How we know what you know
Having read something is not knowing it. Here is exactly how AI-grafen decides where you start, when you know something and what the certificate means.
1. The knowledge graph
All content is nodes in a graph: a node is one well-defined piece of knowledge, e.g. «cosine similarity» or «reranking». Each node has prerequisites, learning objectives, exercises and sources.
A goal is a set of end nodes. The path there is everything they build on, in the order it builds on itself.
2. The diagnostic
The diagnostic asks questions on nodes along the prerequisite chain and updates a probability for every node in the goal after each answer. A correct answer makes it likely that you also know what the node builds on; a wrong one makes it likely that what builds on the node is missing too.
The next question is chosen where uncertainty is greatest. If you answer wrong, the level below is probed. The number of questions depends on the size of the goal — between 8 and 20 — and the diagnostic stops earlier when it is confident.
The diagnostic never counts as proof of mastery. It only decides where you start.
3. Mastery
A node counts as mastered only when the probability is at least 85 % and it rests on at least two different kinds of evidence — for example a multiple-choice question and an explanation in your own words.
From level D a practical piece of evidence is also required: code, debugging, an evaluation or a transfer task in a new context.

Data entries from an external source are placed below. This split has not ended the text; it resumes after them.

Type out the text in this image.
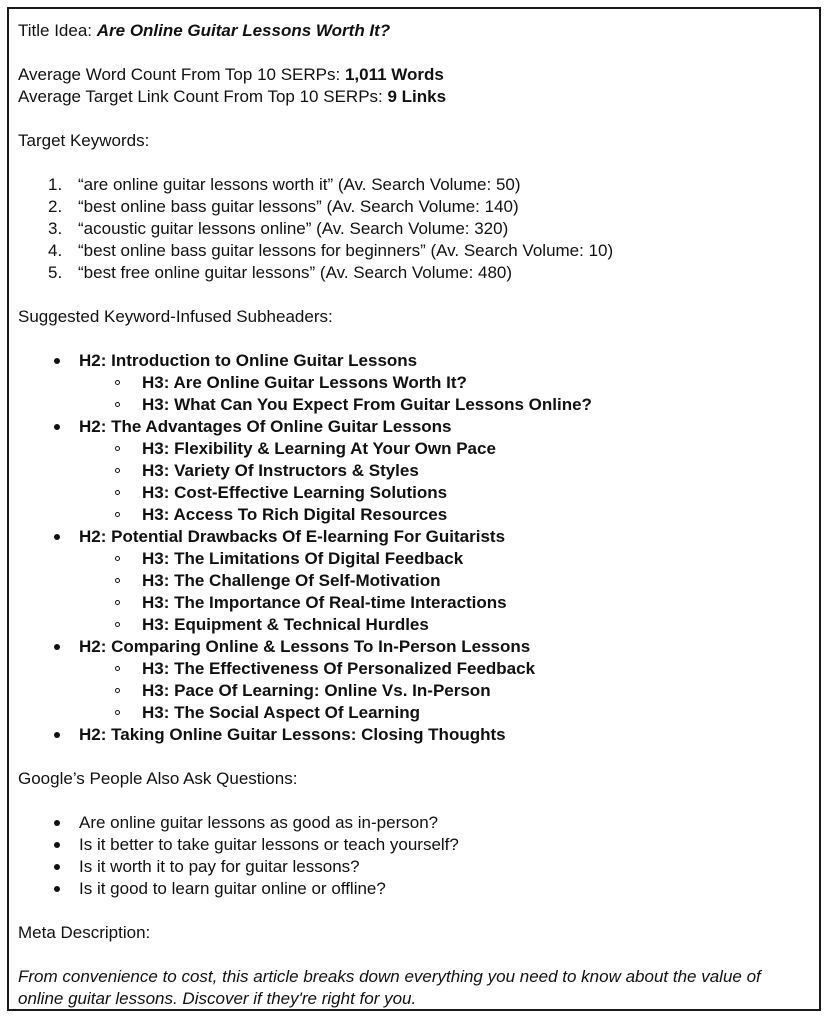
Title Idea: Are Online Guitar Lessons Worth It?
Average Word Count From Top 10 SERPs: 1,011 Words
Average Target Link Count From Top 10 SERPs: 9 Links
Target Keywords:
1. “are online guitar lessons worth it” (Av. Search Volume: 50)
2. “best online bass guitar lessons” (Av. Search Volume: 140)
3. “acoustic guitar lessons online” (Av. Search Volume: 320)
4. “best online bass guitar lessons for beginners” (Av. Search Volume: 10)
5. “best free online guitar lessons” (Av. Search Volume: 480)
Suggested Keyword-Infused Subheaders:
H2: Introduction to Online Guitar Lessons
H3: Are Online Guitar Lessons Worth It?
H3: What Can You Expect From Guitar Lessons Online?
H2: The Advantages Of Online Guitar Lessons
H3: Flexibility & Learning At Your Own Pace
H3: Variety Of Instructors & Styles
H3: Cost-Effective Learning Solutions
H3: Access To Rich Digital Resources
H2: Potential Drawbacks Of E-learning For Guitarists
H3: The Limitations Of Digital Feedback
H3: The Challenge Of Self-Motivation
H3: The Importance Of Real-time Interactions
H3: Equipment & Technical Hurdles
H2: Comparing Online & Lessons To In-Person Lessons
H3: The Effectiveness Of Personalized Feedback
H3: Pace Of Learning: Online Vs. In-Person
H3: The Social Aspect Of Learning
H2: Taking Online Guitar Lessons: Closing Thoughts
Google’s People Also Ask Questions:
Are online guitar lessons as good as in-person?
Is it better to take guitar lessons or teach yourself?
Is it worth it to pay for guitar lessons?
Is it good to learn guitar online or offline?
Meta Description:
From convenience to cost, this article breaks down everything you need to know about the value of online guitar lessons. Discover if they're right for you.
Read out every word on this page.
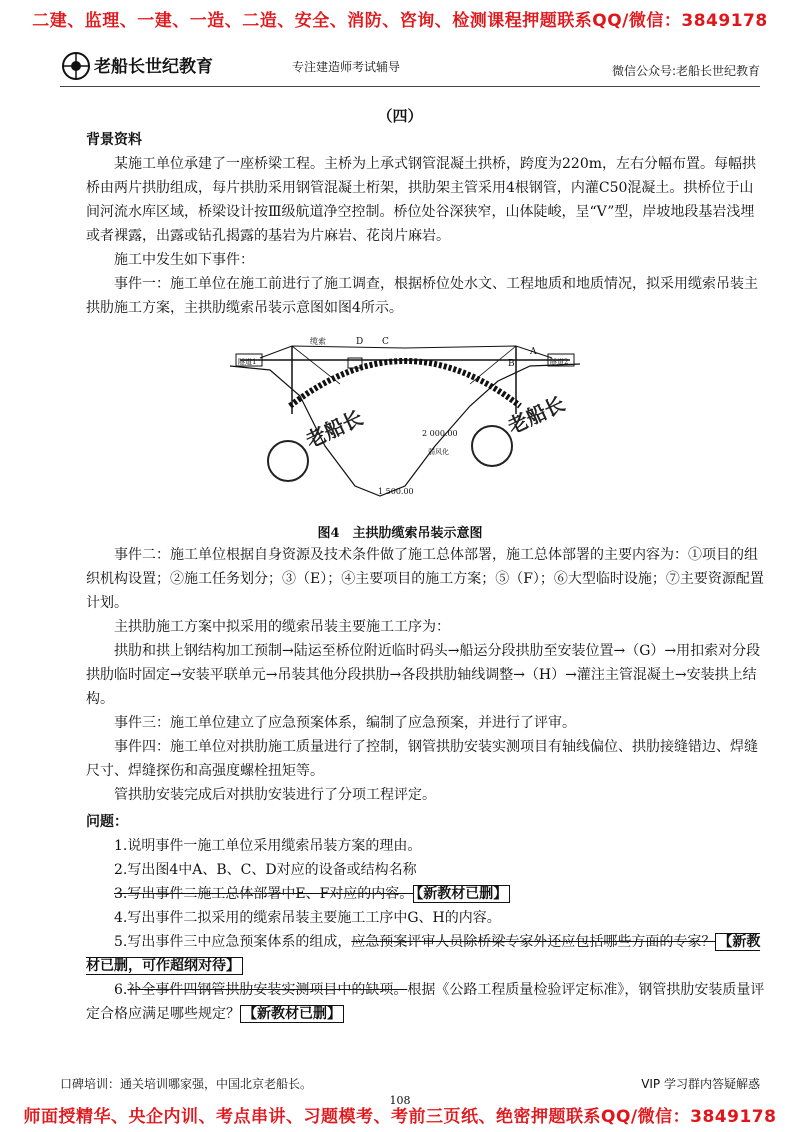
二建、监理、一建、一造、二造、安全、消防、咨询、检测课程押题联系QQ/微信：3849178
老船长世纪教育	专注建造师考试辅导	微信公众号:老船长世纪教育
（四）

背景资料

某施工单位承建了一座桥梁工程。主桥为上承式钢管混凝土拱桥，跨度为220m，左右分幅布置。每幅拱桥由两片拱肋组成，每片拱肋采用钢管混凝土桁架，拱肋架主管采用4根钢管，内灌C50混凝土。拱桥位于山间河流水库区域，桥梁设计按Ⅲ级航道净空控制。桥位处谷深狭窄，山体陡峻，呈“V”型，岸坡地段基岩浅埋或者裸露，出露或钻孔揭露的基岩为片麻岩、花岗片麻岩。

施工中发生如下事件：

事件一：施工单位在施工前进行了施工调查，根据桥位处水文、工程地质和地质情况，拟采用缆索吊装主拱肋施工方案，主拱肋缆索吊装示意图如图4所示。

隧道1	隧道2
缆索	D C
B
A
2 000.00
弱风化
1 500.00
老船长	老船长
图4　主拱肋缆索吊装示意图

事件二：施工单位根据自身资源及技术条件做了施工总体部署，施工总体部署的主要内容为：①项目的组织机构设置；②施工任务划分；③（E）；④主要项目的施工方案；⑤（F）；⑥大型临时设施；⑦主要资源配置计划。

主拱肋施工方案中拟采用的缆索吊装主要施工工序为：

拱肋和拱上钢结构加工预制→陆运至桥位附近临时码头→船运分段拱肋至安装位置→（G）→用扣索对分段拱肋临时固定→安装平联单元→吊装其他分段拱肋→各段拱肋轴线调整→（H）→灌注主管混凝土→安装拱上结构。

事件三：施工单位建立了应急预案体系，编制了应急预案，并进行了评审。

事件四：施工单位对拱肋施工质量进行了控制，钢管拱肋安装实测项目有轴线偏位、拱肋接缝错边、焊缝尺寸、焊缝探伤和高强度螺栓扭矩等。

管拱肋安装完成后对拱肋安装进行了分项工程评定。

问题：

1.说明事件一施工单位采用缆索吊装方案的理由。

2.写出图4中A、B、C、D对应的设备或结构名称

3.写出事件二施工总体部署中E、F对应的内容。 【新教材已删】

4.写出事件二拟采用的缆索吊装主要施工工序中G、H的内容。

5.写出事件三中应急预案体系的组成，应急预案评审人员除桥梁专家外还应包括哪些方面的专家？ 【新教材已删，可作超纲对待】

6.补全事件四钢管拱肋安装实测项目中的缺项。根据《公路工程质量检验评定标准》，钢管拱肋安装质量评定合格应满足哪些规定？ 【新教材已删】

口碑培训：通关培训哪家强，中国北京老船长。	VIP 学习群内答疑解惑
108
师面授精华、央企内训、考点串讲、习题模考、考前三页纸、绝密押题联系QQ/微信：3849178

Knowledge fades. Each node has a half-life that grows as you review; when the probability drops, the path adds a review.
4. Labs with hidden tests
In the labs you write the code yourself — in the browser or in an isolated sandbox on the server (gVisor, no network, with time and memory limits).
Grading is done by tests you cannot see. Code that looks right or prints the right thing is not enough; it has to handle cases you didn't know about.
5. The tutor
The tutor is an AI model given the node's content and sources. It gives hints and counter-questions, not finished answers.

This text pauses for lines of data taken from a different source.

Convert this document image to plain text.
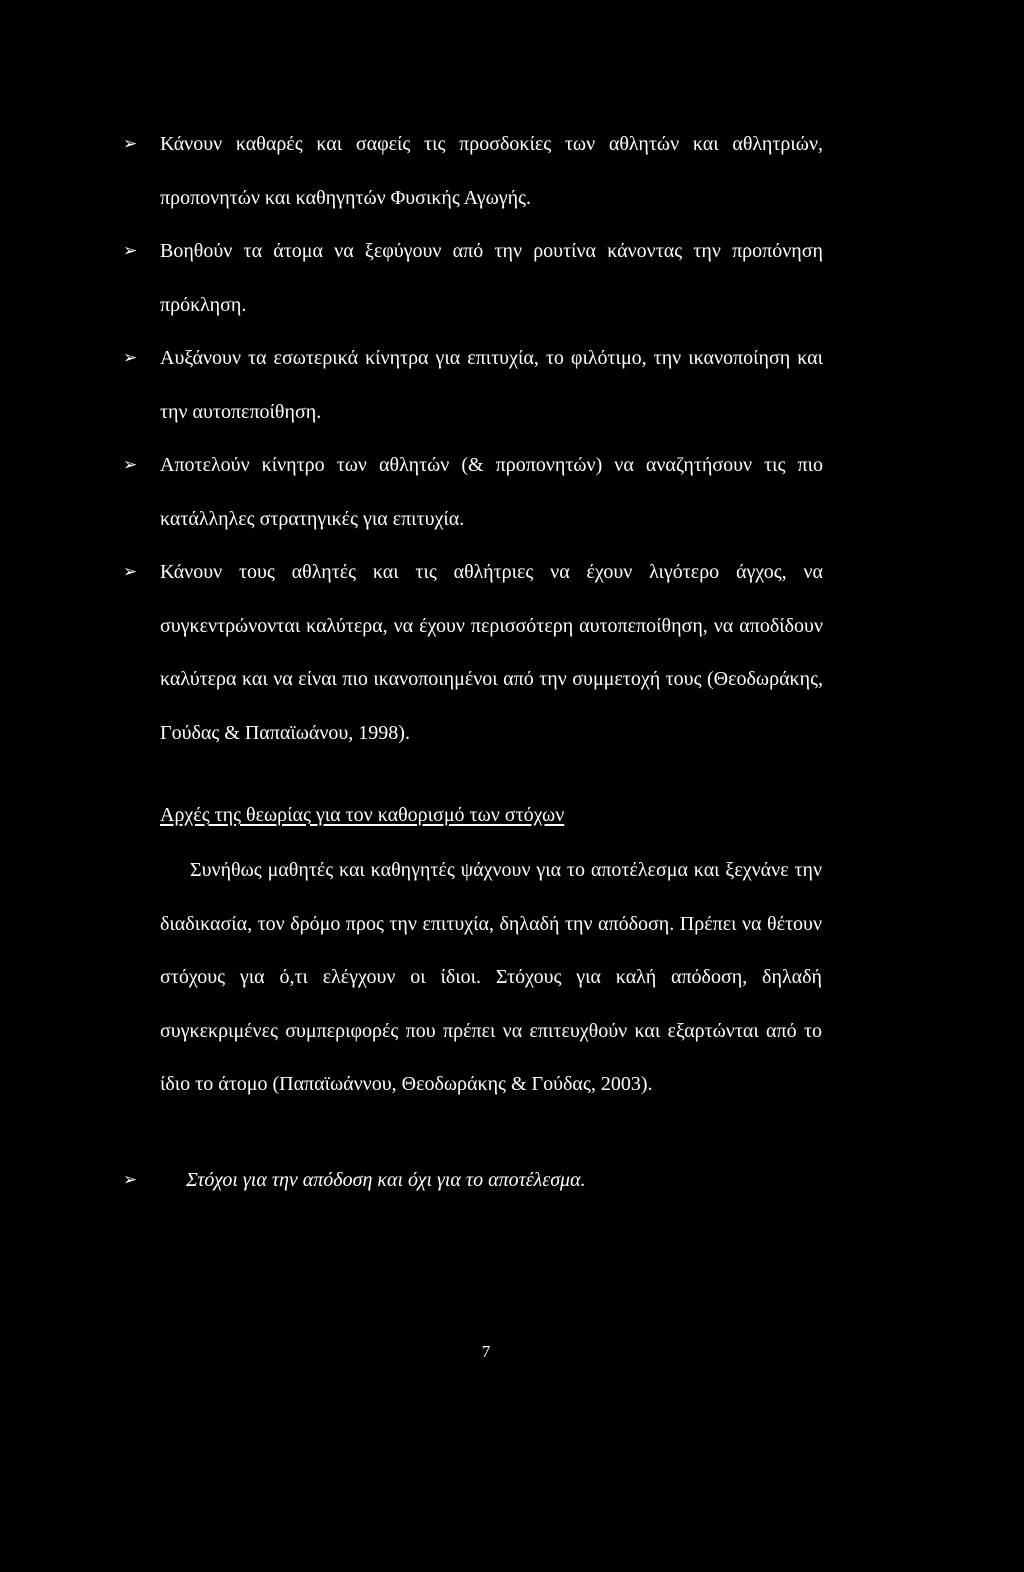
➢ Κάνουν καθαρές και σαφείς τις προσδοκίες των αθλητών και αθλητριών, προπονητών και καθηγητών Φυσικής Αγωγής.
➢ Βοηθούν τα άτομα να ξεφύγουν από την ρουτίνα κάνοντας την προπόνηση πρόκληση.
➢ Αυξάνουν τα εσωτερικά κίνητρα για επιτυχία, το φιλότιμο, την ικανοποίηση και την αυτοπεποίθηση.
➢ Αποτελούν κίνητρο των αθλητών (& προπονητών) να αναζητήσουν τις πιο κατάλληλες στρατηγικές για επιτυχία.
➢ Κάνουν τους αθλητές και τις αθλήτριες να έχουν λιγότερο άγχος, να συγκεντρώνονται καλύτερα, να έχουν περισσότερη αυτοπεποίθηση, να αποδίδουν καλύτερα και να είναι πιο ικανοποιημένοι από την συμμετοχή τους (Θεοδωράκης, Γούδας & Παπαϊωάνου, 1998).
Αρχές της θεωρίας για τον καθορισμό των στόχων

Συνήθως μαθητές και καθηγητές ψάχνουν για το αποτέλεσμα και ξεχνάνε την διαδικασία, τον δρόμο προς την επιτυχία, δηλαδή την απόδοση. Πρέπει να θέτουν στόχους για ό,τι ελέγχουν οι ίδιοι. Στόχους για καλή απόδοση, δηλαδή συγκεκριμένες συμπεριφορές που πρέπει να επιτευχθούν και εξαρτώνται από το ίδιο το άτομο (Παπαϊωάννου, Θεοδωράκης & Γούδας, 2003).

➢ Στόχοι για την απόδοση και όχι για το αποτέλεσμα.
7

It can be wrong. That is why exercises and tests — never the tutor — decide what you have mastered.
6. The certificate
The certificate lists the nodes you have mastered, the kinds of evidence behind each node, and which labs you passed with how many tests.
It is signed and has a verification link, so whoever receives it can check that it has not been changed.
It is documented evidence of what you have done — not a formal qualification, and not a replacement for a degree.
7. We measure whether the engine works
Every answer is logged with what the engine predicted beforehand. Three measures are tracked every week:
- Calibration: when the engine says a 70 % chance of a correct answer — are 70 % correct?
- Diagnostic accuracy: do those judged to know a node pass it on the first try more often than those judged to lack it?
- Value of prerequisites: do people do better on a node when the prerequisite has been shown? Edges that don't help are reviewed.
During the beta the data is small. We will publish the measures when they say something.
Why not just ask ChatGPT?
A chatbot answers what you ask well. It doesn't know what you already know, what you are missing or whether you can actually do what it explained. AI-grafen keeps track of that, picks the next step from it and lets tests decide.